Anche stavolta, bisogna ricorrere ad una supposizione: nel '73 c'era stata la crisi petrolifera, che aveva portato alle stelle il prezzo del petrolio. C'era stata una fiammata dei prezzi, che scontavano il rincaro energetico, e la bilancia commerciale italiana aveva sbandato, segnando rosso fisso. La "tassa dello Sceicco", il rapporto peggiorato tra manufatti esportati e petrolio importato, aveva eroso la competitività delle nostre esportazioni. Una svalutazione si sarebbe ripercossa sui prezzi al consumo, alimentando la rincorsa salariale che era garantita solo in parte dalla "scala mobile", per via dell'accordo sul punto unico di contingenza: in pratica, erano completamente coperti solo i salari più bassi. Ancorarsi allo SME (Sistema monetario europeo), con una sorta di cambio fisso entro bande di oscillazioni concordate rispetto alle altre monete europee, avrebbe limitato la pressione a svalutare, che avrebbe comportato una riduzione delle retribuzioni reali per la gran parte dei lavoratori. Ci sarebbero state proteste sindacali, scioperi, serrate da parte degli industriali: da una parte si sarebbero chiesti salari più alti, dall'altra ci si sarebbe opposti, minacciando licenziamenti e fallimenti. Le svalutazioni sarebbero state distruttive, socialmente ed economicamente.

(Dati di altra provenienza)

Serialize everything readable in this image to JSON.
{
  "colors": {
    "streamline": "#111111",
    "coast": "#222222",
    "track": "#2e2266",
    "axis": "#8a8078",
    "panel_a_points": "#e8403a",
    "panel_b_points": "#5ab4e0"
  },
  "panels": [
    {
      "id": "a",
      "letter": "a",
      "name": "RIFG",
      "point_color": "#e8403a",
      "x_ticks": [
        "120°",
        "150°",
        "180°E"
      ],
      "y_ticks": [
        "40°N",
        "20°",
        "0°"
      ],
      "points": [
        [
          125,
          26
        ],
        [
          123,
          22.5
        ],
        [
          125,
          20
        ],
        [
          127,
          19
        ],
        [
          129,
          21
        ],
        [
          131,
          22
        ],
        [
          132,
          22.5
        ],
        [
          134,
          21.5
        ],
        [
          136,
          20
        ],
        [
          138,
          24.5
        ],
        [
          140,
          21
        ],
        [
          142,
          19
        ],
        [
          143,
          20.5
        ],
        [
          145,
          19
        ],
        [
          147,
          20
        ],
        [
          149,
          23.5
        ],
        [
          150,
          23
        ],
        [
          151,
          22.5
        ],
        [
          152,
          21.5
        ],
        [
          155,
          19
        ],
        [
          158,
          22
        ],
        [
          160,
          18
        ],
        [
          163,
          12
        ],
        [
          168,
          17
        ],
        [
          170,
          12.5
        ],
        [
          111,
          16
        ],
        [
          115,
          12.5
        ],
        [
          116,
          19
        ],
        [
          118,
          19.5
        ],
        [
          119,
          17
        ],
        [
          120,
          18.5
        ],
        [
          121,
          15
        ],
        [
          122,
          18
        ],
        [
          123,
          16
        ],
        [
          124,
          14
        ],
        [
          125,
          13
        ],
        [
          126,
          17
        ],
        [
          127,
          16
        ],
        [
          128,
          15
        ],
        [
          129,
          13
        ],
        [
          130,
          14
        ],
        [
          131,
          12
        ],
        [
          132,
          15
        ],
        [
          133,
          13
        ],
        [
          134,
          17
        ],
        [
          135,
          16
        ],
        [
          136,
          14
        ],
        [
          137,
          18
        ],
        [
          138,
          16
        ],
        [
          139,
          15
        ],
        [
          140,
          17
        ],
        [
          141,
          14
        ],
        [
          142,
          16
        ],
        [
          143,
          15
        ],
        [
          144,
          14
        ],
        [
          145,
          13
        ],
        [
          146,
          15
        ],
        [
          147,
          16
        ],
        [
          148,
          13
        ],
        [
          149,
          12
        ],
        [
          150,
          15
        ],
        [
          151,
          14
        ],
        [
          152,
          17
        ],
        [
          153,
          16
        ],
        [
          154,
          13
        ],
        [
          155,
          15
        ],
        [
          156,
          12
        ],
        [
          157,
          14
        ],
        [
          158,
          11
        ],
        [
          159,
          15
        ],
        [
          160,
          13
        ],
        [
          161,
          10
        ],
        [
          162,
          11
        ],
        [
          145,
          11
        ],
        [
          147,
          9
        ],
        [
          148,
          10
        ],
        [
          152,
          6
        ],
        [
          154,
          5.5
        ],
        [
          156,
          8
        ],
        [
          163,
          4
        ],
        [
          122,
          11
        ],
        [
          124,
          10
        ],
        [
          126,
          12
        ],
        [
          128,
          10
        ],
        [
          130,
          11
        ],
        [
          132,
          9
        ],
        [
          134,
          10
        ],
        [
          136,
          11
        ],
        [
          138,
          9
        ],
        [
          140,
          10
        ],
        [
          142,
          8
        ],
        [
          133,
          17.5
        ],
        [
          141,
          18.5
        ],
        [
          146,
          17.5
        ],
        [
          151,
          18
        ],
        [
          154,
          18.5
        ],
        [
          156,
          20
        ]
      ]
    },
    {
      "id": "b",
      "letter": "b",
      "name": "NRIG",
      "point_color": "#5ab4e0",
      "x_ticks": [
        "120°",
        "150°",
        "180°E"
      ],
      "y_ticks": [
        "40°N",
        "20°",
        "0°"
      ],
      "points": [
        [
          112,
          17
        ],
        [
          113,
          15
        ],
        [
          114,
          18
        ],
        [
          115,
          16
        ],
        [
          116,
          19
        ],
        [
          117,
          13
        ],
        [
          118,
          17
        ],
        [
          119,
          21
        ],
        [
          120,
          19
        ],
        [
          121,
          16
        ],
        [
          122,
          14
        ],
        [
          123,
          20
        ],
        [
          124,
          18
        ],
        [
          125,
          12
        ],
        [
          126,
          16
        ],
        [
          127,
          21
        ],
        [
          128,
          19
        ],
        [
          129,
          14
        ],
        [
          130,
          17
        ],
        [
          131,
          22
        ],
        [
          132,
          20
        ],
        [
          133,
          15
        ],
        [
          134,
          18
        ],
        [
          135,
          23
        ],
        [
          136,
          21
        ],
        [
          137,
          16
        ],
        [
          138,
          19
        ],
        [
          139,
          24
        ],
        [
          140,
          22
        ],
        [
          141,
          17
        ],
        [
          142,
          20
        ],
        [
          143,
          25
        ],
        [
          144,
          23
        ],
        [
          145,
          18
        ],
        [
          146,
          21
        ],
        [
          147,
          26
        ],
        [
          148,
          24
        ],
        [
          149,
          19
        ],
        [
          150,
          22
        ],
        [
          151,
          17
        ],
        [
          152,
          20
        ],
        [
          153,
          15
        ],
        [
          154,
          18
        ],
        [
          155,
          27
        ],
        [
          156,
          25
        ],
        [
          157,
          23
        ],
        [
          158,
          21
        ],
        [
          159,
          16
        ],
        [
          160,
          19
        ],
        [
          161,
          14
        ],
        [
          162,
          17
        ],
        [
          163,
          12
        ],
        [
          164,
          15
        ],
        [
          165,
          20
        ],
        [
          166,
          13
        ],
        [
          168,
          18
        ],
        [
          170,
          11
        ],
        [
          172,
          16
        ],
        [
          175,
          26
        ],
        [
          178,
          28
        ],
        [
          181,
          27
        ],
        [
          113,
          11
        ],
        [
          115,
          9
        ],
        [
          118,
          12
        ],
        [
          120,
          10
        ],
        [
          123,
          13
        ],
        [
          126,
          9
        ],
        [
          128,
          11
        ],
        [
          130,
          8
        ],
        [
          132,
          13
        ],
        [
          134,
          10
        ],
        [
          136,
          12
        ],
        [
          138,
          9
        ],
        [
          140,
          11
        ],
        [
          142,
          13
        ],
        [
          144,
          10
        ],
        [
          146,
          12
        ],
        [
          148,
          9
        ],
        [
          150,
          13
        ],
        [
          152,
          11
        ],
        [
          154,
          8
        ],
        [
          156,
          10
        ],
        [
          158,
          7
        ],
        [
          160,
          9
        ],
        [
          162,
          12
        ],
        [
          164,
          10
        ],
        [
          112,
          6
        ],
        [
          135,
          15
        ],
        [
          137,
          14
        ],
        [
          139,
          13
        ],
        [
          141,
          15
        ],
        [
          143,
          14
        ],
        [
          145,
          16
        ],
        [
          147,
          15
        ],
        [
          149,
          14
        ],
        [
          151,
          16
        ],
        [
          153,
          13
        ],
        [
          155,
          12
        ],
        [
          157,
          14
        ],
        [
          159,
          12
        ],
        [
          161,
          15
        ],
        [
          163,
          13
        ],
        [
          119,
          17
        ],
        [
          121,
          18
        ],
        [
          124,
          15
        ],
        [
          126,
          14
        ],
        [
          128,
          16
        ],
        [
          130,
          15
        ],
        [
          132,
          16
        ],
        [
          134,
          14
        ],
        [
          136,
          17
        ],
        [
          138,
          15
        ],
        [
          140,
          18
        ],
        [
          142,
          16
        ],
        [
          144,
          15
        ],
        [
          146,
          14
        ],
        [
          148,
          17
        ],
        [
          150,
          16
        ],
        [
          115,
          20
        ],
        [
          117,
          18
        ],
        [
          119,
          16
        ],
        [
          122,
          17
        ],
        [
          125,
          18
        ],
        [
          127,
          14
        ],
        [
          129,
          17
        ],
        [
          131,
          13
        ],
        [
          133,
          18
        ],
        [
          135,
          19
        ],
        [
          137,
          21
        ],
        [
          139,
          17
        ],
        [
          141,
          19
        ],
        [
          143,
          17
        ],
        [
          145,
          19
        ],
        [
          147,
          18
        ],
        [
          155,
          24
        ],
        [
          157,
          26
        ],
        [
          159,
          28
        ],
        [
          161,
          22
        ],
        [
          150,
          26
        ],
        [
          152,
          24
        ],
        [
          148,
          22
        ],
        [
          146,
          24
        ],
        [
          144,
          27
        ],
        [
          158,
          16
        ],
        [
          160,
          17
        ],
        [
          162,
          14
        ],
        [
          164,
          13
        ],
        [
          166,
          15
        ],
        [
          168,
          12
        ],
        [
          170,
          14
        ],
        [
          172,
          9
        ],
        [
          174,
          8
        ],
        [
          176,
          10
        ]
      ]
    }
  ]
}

Anche l'ingresso nell'euro fu una resa. Si rinunciò completamente alla sovranità monetaria, una scelta di cui Carlo Azeglio Ciampi, Governatore di Banca d'Italia, poi Presidente del Consiglio e quindi Ministro del Tesoro, fu un decisissimo e determinante sostenitore.

Di svalutare la Lira non ci sarebbe più la possibilità, nonostante vi si fosse fatto ricorso con grande successo ancora nel 1996, durante il governo Dini.

Bisogna chiedersi come mai Ciampi fosse tanto favorevole all'Euro. Probabilmente, ma è una mia supposizione, voleva cancellare ogni possibile ripetizione degli eventi di cui era stato suo malgrado protagonista nel '92, quando aveva assistito da Governatore allo svuotamento delle riserve della Banca d'Italia: per mantenere fede all'impegno del cambio fisso stabilito con lo SME, non procedette alla svalutazione della Lira se non a settembre, quando ben 30 mila miliardi di capitali italiani erano andati all'estero. Fu una follia. Molti capitali tornarono indietro solo a metà del '93, con un guadagno enorme per chi aveva speculato.

L'illusione di Ciampi. Aderendo all'Euro ed abbandonando la Lira, si illudeva che la speculazione non si sarebbe più abbattuta sull'Italia.

La speculazione finanziaria ha sostituito quella valutaria. L'aumento dei tassi di interesse richiesti sul mercato secondario dei titoli di Stato ne determina un prezzo inferiore rispetto al valore facciale: invece di svalutare la Lira, si riduce il valore corrente del debito rispetto quello di emissione. Un titolo di Stato italiano che è stato comprato con 100 euro può essere venduto a meno, anche a 90 euro.